Mathews got into building the throaty wind instruments just for the Coeur d’Alene Cultural Center’s Magical Musical Instrument Sale on Saturday. She’s been playing the long tubes - one end flared, one coated with a thick helping of beeswax - for about two and a half years.

This seems a good way for her to earn Christmas money for her two young children, she said.

No trade secrets shared here. Suffice it to say that her didgeridoos are not made of the same material Australian aborigines have been using for 50,000 years. Down under, termites start the process by eating out the inside of bloodwood or stringy bark trees.

A “termite dige” as they are called, is quite expensive. Mathews is marketing the more affordable mass music model. Children love them.

“It’s a simple instrument to play,” Mathews explains. “You don’t have to be able to read music, you just have to be able to breathe and ‘plttttt,”’ she said, imitating the sound children make when they stick out their tongues and blow air through their mouths.

An anthropology student at North Idaho College, Mathews also plays in a band, “Moments of Clarity,” and teaches didgeridoo-making in local schools through the Citizen’s Council for the Arts. She waxes enthusiastically about efforts to make the didgeridoos part of everything from ethnic music to symphonies.

There’s even a didgeridoo virtuoso: an Australian named Alan Durgin, whose goal “is to bring the didgeridoo to the world.”

Nick Schilling’s creative efforts are less global, but no less enthusiastic.
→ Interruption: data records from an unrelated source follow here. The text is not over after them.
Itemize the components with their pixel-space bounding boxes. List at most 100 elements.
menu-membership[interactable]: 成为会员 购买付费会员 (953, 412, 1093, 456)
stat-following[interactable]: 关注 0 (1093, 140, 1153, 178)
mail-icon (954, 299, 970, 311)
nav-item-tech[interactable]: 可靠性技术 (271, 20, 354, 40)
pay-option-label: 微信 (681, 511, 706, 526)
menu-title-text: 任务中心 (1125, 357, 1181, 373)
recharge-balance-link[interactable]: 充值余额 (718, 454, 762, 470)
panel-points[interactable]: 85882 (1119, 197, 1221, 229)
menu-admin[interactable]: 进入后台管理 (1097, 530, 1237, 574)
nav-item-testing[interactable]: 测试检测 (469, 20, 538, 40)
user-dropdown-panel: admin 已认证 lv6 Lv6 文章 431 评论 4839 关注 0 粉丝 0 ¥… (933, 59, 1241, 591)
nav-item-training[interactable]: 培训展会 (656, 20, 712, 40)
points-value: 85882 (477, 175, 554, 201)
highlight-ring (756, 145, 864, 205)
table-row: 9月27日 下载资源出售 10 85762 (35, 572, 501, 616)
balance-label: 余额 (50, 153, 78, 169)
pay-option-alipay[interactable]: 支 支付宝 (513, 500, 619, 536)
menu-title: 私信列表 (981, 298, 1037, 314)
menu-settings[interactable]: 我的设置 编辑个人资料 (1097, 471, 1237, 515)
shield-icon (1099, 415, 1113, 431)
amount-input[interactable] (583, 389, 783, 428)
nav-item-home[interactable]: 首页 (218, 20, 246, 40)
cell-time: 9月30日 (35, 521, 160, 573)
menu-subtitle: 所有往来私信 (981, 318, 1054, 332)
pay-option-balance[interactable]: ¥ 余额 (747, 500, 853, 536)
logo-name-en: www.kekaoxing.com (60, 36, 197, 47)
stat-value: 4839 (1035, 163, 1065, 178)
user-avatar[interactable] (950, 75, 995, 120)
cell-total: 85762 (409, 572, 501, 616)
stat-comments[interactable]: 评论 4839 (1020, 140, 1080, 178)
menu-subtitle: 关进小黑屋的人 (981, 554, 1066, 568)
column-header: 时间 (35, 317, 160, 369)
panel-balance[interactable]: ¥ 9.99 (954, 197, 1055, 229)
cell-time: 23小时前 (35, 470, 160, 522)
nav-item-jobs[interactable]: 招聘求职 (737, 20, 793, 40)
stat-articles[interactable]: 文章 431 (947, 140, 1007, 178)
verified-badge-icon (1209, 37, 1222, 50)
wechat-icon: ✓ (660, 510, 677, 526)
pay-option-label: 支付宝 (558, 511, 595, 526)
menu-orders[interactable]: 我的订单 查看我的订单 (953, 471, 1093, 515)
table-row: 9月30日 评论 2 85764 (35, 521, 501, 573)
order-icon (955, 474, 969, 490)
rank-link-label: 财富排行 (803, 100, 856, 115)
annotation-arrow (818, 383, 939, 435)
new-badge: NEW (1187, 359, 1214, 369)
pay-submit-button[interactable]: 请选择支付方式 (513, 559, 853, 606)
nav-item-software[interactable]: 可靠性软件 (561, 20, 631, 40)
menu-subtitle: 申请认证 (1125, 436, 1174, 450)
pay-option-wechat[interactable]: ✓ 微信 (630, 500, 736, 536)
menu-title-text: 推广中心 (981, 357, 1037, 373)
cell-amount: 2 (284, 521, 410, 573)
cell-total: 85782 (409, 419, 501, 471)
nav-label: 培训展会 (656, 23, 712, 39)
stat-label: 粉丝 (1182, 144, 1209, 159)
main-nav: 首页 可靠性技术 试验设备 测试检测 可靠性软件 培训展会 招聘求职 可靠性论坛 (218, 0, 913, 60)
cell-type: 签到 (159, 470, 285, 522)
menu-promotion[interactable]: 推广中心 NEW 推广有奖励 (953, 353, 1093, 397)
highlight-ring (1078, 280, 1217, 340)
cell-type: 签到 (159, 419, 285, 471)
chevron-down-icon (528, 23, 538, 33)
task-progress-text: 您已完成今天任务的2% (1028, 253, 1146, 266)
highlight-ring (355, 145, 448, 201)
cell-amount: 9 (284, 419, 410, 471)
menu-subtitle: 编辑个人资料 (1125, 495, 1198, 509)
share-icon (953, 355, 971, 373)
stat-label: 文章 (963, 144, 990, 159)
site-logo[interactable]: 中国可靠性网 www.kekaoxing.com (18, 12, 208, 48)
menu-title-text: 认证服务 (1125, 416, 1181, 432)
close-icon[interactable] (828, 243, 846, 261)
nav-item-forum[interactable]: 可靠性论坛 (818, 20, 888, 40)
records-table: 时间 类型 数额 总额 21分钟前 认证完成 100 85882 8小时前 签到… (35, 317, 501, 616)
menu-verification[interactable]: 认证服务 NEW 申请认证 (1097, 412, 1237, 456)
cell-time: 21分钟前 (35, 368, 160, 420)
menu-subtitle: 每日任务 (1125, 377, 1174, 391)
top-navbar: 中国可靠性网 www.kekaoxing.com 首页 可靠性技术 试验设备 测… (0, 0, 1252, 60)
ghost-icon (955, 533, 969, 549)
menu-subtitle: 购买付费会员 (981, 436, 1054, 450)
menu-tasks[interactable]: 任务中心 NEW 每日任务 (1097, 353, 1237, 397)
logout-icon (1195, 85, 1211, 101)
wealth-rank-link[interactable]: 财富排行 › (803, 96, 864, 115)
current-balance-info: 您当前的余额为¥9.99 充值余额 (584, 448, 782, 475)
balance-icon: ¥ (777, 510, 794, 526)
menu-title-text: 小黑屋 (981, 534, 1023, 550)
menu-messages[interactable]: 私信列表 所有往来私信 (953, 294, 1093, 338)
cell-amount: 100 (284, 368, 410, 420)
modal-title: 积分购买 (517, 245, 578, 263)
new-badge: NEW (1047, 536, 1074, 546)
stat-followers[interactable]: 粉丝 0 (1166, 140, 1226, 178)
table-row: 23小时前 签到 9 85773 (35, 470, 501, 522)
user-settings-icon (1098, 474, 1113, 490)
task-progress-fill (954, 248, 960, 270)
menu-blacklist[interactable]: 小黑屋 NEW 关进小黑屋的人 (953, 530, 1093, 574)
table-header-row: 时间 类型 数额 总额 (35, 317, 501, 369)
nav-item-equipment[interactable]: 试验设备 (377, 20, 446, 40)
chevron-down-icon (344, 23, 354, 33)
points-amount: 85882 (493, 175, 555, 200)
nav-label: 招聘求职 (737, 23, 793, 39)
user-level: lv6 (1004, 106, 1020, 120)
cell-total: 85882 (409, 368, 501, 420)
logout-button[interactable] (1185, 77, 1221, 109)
He just wants to build excellent guitars.

A former house builder and furniture maker, Schilling’s life unintentionally metamorphosed into Nichols Guitar Co. “I’ve always worked with wood,” Schilling said. “I repaired enough guitars that should have been thrown away that I decided it would be easier to build them myself.”

It’s the classic man-finally-meet-savocation story. “A lot of my passion is music. Once I resigned myself to that passion, my life got a lot easier,” Schilling said.

He started building electric guitars two years ago. He’s on serial number 50. Not all efforts earn his label.

“There’s a lot of firewood in there,” Schilling said with a smile. There is success among the strings. A guitar player for country singer Reba McEntire has two Nichols guitars, for example.

But Schilling isn’t looking for production. He wants to develop a couple of really great models and just handcraft the best.

Doug Porter pulls up a stool to taste the wares, so to speak. “Custom builders take a lot more care, have tighter tolerances so (their) guitars have a sweeter sound,” Porter says after a riff.

“You don’t get that with a production guitar unless you pay $10,000,” Porter added. “And then it’s questionable.”